Amazon’s plan, unveiled on Tuesday at a Nasa UTM Convention at Nasa Ames in California, sets out an audacious model for the unleashing of robots above cities and towns across the globe. At the heart of the proposal is the idea that access to the new 200ft slice of airspace would only be granted to those drones equipped with technology that allowed them to fly safely and autonomously.
“The way we guarantee the greatest safety is by requiring that as the level of complexity of the airspace increases, so does the level of sophistication of the vehicle,” said Gur Kimchi, vice-president and co-founder of Amazon’s delivery-by-drone project, Prime Air, who addressed the Nasa meeting. “Under our proposal everybody has to be collaborative - vehicles must be able to talk to each other and avoid each other as the airspace gets denser at low altitudes.”

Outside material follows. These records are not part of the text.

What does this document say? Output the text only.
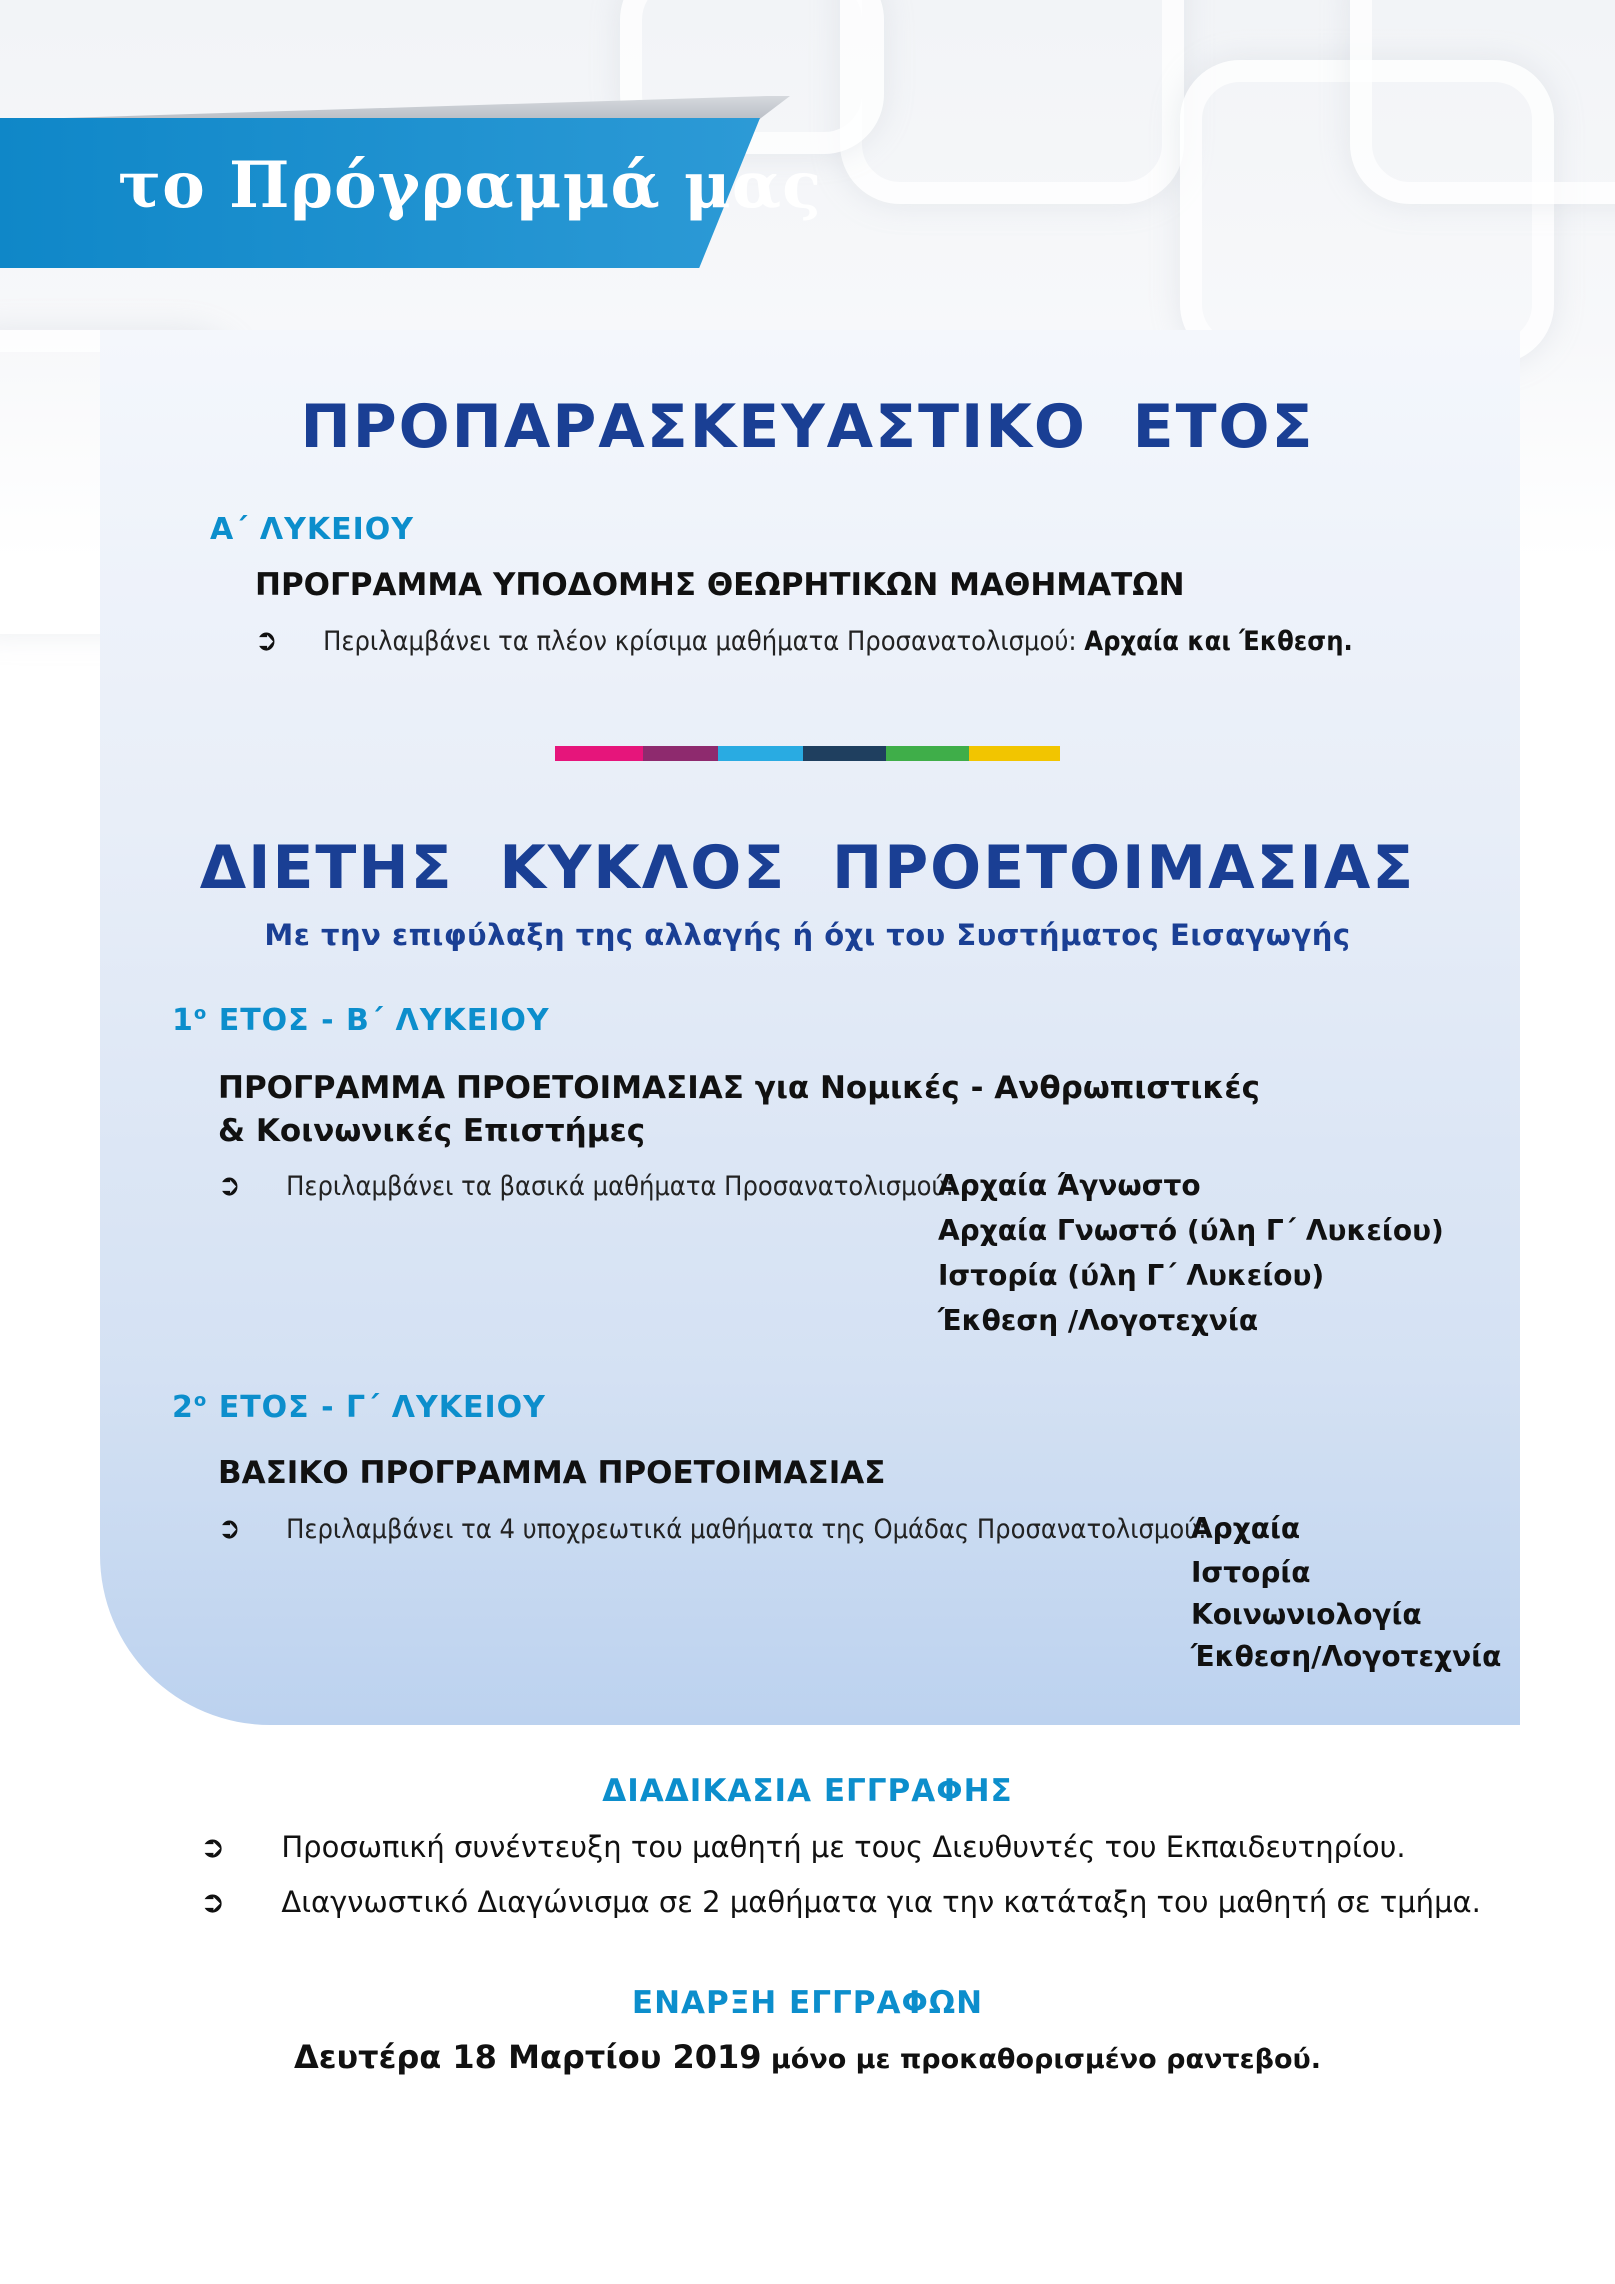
το Πρόγραμμά μας
ΠΡΟΠΑΡΑΣΚΕΥΑΣΤΙΚΟ  ΕΤΟΣ
Α΄ ΛΥΚΕΙΟΥ
ΠΡΟΓΡΑΜΜΑ ΥΠΟΔΟΜΗΣ ΘΕΩΡΗΤΙΚΩΝ ΜΑΘΗΜΑΤΩΝ
➲ Περιλαμβάνει τα πλέον κρίσιμα μαθήματα Προσανατολισμού: Αρχαία και Έκθεση.
ΔΙΕΤΗΣ  ΚΥΚΛΟΣ  ΠΡΟΕΤΟΙΜΑΣΙΑΣ
Με την επιφύλαξη της αλλαγής ή όχι του Συστήματος Εισαγωγής
$1^o$ ΕΤΟΣ - Β΄ ΛΥΚΕΙΟΥ
ΠΡΟΓΡΑΜΜΑ ΠΡΟΕΤΟΙΜΑΣΙΑΣ για Νομικές - Ανθρωπιστικές
& Κοινωνικές Επιστήμες
➲ Περιλαμβάνει τα βασικά μαθήματα Προσανατολισμού:
Αρχαία Άγνωστο
Αρχαία Γνωστό (ύλη Γ΄ Λυκείου)
Ιστορία (ύλη Γ΄ Λυκείου)
Έκθεση /Λογοτεχνία
$2^o$ ΕΤΟΣ - Γ΄ ΛΥΚΕΙΟΥ
ΒΑΣΙΚΟ ΠΡΟΓΡΑΜΜΑ ΠΡΟΕΤΟΙΜΑΣΙΑΣ
➲ Περιλαμβάνει τα 4 υποχρεωτικά μαθήματα της Ομάδας Προσανατολισμού:
Αρχαία
Ιστορία
Κοινωνιολογία
Έκθεση/Λογοτεχνία
ΔΙΑΔΙΚΑΣΙΑ ΕΓΓΡΑΦΗΣ
➲ Προσωπική συνέντευξη του μαθητή με τους Διευθυντές του Εκπαιδευτηρίου.
➲ Διαγνωστικό Διαγώνισμα σε 2 μαθήματα για την κατάταξη του μαθητή σε τμήμα.
ΕΝΑΡΞΗ ΕΓΓΡΑΦΩΝ
Δευτέρα 18 Μαρτίου 2019 μόνο με προκαθορισμένο ραντεβού.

At present there are about 85,000 conventional flights a day in the US involving commercial, cargo, military and general aircraft. Amazon believes that within a decade that number will be dwarfed in the US and globally by unmanned drones flying at low altitudes.
In two new position papers, the online retail company lays down the architecture of a new airspace for drones. It calls for a “paradigm shift” that will allow hundreds of thousands of small unmanned aircraft to fly under their own technological steam without the current involvement of humans through air traffic control.